Researchers at Stevens Institute of Technology show that strain on ventricular walls explains where lesions develop in the aging brain.
As our brains age, small lesions begin to pop up in the bundles of white matter that carry messages between our neurons. The lesions can damage this white matter and lead to cognitive deficits. Now, researchers at Stevens Institute of Technology and colleagues not only provide an explanation for the location of these lesions but also how they develop in the first place.
The work, led by Johannes Weickenmeier, an assistant professor of mechanical engineering at Stevens, highlights the importance of viewing the brain as more than neural circuitry that underpins how thoughts are formed, and memories created. It’s also a physical object that’s prone to glitches and mechanical failures. “The brain is susceptible to wear and tear in vulnerable areas,” Weickenmeier said. “Especially in an aging brain, we need to look at its biomechanical properties to better understand how things can start to go wrong.”
These lesions — known as deep and periventricular white matter hyperintensities because they show up as bright white patches on MRI scans — are poorly understood. But they are not uncommon: most people have some by the time they reach their 60s, and changes only increase with age. The more lesions that accumulate and the faster they grow, the more prone we become to cognitive impairments ranging from memory problems to motor disorders.

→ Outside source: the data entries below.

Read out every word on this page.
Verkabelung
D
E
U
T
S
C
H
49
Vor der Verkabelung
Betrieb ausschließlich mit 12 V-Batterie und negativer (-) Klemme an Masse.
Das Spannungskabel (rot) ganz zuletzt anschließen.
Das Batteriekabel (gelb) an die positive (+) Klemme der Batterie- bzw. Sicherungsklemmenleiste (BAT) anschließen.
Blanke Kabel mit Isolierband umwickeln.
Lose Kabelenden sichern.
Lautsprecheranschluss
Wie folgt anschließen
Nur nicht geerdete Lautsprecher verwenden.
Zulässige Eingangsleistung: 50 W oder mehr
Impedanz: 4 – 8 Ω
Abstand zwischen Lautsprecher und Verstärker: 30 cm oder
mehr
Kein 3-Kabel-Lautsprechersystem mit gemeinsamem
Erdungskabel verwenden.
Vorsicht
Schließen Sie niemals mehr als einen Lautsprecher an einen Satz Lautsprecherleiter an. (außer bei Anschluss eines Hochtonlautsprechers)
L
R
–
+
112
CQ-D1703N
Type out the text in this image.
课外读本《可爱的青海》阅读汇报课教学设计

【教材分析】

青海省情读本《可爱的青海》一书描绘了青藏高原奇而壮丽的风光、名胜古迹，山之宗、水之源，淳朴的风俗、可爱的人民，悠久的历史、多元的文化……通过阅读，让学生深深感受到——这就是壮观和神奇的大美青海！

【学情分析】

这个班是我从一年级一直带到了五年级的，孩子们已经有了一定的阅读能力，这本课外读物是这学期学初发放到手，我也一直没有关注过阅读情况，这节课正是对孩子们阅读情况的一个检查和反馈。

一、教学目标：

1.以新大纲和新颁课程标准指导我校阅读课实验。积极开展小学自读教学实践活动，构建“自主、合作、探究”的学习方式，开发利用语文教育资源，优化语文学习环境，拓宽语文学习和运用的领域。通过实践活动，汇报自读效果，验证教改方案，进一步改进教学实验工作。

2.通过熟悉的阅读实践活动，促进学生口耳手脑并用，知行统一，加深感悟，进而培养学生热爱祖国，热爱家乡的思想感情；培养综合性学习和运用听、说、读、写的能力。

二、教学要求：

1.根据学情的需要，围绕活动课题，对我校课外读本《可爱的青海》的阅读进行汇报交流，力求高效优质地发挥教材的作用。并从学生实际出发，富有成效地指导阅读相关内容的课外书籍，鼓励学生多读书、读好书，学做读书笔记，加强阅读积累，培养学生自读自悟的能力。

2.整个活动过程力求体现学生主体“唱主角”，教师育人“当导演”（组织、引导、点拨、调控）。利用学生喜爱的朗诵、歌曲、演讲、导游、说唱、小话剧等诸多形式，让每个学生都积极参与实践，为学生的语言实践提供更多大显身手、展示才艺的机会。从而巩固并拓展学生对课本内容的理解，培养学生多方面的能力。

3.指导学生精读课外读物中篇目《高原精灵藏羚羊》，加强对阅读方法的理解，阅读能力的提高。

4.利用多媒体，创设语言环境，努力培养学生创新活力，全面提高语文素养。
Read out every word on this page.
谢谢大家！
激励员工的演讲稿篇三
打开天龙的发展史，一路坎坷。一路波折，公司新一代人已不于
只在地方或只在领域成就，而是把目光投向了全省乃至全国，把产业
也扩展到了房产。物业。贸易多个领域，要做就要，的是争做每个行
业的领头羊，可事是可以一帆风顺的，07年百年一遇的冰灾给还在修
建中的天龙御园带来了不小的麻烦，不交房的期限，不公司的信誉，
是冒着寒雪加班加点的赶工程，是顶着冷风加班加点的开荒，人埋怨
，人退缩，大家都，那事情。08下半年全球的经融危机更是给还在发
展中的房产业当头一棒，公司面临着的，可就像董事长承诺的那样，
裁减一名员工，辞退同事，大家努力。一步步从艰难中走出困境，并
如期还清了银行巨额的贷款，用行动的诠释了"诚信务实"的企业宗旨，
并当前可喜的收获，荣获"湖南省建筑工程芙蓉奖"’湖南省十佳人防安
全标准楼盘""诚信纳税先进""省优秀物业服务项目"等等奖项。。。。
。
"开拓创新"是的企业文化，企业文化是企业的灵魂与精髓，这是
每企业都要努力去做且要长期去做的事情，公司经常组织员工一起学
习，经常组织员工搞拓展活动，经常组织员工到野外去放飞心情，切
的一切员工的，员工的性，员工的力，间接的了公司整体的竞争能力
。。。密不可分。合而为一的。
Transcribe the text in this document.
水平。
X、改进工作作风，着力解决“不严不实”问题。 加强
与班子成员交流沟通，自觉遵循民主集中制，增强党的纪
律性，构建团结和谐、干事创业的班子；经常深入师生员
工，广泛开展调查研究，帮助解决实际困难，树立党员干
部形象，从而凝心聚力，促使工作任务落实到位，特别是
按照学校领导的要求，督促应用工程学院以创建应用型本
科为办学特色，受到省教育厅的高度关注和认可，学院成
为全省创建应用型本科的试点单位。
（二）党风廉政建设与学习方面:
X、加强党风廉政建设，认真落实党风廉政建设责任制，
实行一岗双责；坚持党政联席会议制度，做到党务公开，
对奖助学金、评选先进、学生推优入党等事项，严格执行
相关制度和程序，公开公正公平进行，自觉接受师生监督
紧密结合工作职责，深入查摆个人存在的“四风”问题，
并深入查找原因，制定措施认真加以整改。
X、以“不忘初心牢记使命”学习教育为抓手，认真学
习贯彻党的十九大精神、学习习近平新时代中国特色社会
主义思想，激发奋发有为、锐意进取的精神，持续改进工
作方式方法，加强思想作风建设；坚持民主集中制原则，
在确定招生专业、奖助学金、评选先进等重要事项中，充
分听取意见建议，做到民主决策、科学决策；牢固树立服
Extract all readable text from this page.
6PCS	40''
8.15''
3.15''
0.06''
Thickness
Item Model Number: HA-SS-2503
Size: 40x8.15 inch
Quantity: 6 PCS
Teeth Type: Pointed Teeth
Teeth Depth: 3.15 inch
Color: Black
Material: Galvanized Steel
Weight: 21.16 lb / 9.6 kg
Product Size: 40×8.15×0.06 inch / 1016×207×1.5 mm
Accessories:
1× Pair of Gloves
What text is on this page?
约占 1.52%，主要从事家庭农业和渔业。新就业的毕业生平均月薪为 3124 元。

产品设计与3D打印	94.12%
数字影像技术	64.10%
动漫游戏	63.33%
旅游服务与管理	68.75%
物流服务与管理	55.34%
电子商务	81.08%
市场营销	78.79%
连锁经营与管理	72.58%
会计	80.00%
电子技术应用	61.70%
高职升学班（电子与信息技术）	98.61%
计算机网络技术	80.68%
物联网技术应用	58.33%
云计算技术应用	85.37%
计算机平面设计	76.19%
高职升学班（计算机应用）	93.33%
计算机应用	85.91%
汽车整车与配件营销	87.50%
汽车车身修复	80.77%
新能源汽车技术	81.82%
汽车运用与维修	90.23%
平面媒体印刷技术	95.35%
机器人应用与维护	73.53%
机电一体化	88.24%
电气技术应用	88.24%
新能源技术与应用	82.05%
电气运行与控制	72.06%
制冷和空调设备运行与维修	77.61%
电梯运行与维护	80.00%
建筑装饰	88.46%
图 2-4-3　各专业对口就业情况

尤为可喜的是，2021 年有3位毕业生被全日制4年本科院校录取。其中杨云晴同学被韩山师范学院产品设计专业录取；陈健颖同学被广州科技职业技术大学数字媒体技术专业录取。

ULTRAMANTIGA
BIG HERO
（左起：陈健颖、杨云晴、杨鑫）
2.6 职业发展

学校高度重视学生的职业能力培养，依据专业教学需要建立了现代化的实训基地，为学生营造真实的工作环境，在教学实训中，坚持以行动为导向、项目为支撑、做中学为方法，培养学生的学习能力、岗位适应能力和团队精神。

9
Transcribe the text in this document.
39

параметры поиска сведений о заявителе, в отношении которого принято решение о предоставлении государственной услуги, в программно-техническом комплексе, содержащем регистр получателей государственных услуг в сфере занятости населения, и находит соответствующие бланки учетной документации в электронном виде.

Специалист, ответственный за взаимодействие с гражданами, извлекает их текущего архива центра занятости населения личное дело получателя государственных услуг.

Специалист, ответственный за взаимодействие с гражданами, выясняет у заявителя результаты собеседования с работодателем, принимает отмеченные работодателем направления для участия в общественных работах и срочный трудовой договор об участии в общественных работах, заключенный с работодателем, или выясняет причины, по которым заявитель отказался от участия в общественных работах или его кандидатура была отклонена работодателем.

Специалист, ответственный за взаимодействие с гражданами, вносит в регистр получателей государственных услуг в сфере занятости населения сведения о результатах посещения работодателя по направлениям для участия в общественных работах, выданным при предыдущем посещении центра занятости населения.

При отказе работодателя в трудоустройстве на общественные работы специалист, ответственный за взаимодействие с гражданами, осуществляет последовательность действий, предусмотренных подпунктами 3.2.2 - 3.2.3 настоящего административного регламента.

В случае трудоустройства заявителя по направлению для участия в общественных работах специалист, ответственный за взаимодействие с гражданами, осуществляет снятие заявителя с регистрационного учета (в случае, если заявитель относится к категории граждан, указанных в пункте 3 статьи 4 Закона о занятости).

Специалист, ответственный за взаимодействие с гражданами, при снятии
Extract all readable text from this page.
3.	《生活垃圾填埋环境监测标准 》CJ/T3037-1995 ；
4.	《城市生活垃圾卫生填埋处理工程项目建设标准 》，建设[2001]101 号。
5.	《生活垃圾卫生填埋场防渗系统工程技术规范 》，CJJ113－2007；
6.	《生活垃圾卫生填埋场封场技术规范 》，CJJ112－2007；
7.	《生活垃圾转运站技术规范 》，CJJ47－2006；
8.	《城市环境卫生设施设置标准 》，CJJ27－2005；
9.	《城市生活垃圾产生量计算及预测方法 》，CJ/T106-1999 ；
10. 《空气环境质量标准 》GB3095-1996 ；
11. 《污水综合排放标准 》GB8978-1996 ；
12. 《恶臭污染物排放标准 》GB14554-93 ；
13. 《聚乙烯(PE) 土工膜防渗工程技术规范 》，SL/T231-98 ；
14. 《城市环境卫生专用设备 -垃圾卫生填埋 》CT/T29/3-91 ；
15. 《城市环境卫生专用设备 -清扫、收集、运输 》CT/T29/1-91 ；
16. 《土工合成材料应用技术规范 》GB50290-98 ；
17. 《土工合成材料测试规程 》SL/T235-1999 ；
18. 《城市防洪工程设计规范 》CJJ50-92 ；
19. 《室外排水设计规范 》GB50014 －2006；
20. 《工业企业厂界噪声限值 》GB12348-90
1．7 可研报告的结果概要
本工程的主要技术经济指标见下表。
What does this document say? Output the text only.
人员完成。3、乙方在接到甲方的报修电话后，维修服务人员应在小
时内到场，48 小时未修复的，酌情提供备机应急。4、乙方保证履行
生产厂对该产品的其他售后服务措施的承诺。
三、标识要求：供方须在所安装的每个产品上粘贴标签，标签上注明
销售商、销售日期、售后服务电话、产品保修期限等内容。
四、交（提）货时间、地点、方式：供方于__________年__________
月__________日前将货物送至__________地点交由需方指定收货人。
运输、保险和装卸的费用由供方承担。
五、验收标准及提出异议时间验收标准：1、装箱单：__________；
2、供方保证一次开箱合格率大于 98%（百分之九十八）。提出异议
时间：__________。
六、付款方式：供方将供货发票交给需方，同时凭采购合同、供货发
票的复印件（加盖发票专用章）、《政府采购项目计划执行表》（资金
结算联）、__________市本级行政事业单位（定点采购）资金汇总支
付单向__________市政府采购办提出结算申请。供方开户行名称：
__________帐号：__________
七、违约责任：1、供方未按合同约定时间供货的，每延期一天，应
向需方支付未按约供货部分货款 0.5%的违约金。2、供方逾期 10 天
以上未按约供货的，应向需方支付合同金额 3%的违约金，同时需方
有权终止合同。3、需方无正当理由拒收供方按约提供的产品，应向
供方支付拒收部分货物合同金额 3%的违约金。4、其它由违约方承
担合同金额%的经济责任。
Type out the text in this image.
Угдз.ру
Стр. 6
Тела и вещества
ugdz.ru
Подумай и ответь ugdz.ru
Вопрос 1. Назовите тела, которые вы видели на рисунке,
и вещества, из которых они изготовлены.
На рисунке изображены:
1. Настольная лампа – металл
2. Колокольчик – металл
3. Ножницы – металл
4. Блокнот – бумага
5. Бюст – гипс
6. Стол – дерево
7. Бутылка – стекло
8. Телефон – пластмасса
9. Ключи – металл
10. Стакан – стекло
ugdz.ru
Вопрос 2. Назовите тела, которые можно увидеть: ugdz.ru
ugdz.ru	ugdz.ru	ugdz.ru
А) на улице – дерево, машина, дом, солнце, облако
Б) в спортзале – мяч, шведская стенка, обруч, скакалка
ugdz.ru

Using MRI scans from eight healthy subjects, Weickenmeier worked with Valery Visser, now a doctorate student at the University of Zurich, and Henry Rusinek, a radiologist at NYU Grossman School of Medicine, to develop an individualized computer model of each subject’s brain. The team mapped the strain placed on ventricular walls, the linings of fluid-filled chambers deep in the brain, as waves of pressure pulse through the subject’s cerebral spinal fluid, or CSF. They found that hyperintensities tend to occur near areas that must stretch more to accommodate pressure changes of the circulating CSF because, as such areas wear thin, CSF can leak into the brain and cause lesions.
“The cell wall that lines the ventricles wears out over time, like a balloon that’s repeatedly blown up and deflated,” said Weickenmeier. “And the stresses aren’t uniform — they’re defined by the geometry of the ventricle, so we can predict where these failures will occur.”
The model provides a simple, physics-based explanation for the locations of these lesions, revealing that mechanical loads “must be a major contributor to the onset of disease,” said Weickenmeier.
The team’s research, published recently in Scientific Reports, used 2D imaging showing a cross-section of the brain, but Weickenmeier’s team has since expanded its research to a full 3D model of the brain. Next, Weickenmeier hopes to use advanced MRI technologies developed at Stevens to study the movement of the ventricle wall directly.
In the long term, the team’s findings might enable the development of new treatments for lesions. Ordinarily, pharmaceutical treatments struggle to cross the blood-brain barrier and reach affected areas, but the new research suggests that it might be possible to channel drugs to lesions directly through leaks in the ventricular wall. “That’s still a long way off, and we didn’t study it directly,” Weickenmeier cautioned. “But it’s an intriguing possibility.”
The broader takeaway from the team’s research, explained Weickenmeier, is that the brain’s aging process is mediated by physical processes, including the pressure of circulating blood and CSF. That underscores the need for healthy behaviors — such as getting enough exercise and avoiding harmful substances — that can reduce those strains on the brain.
Reference: “Peak ependymal cell stretch overlaps with the onset locations of periventricular white matter lesions” by Valery L. Visser, Henry Rusinek and Johannes Weickenmeier, 9 November 2021, Scientific Reports.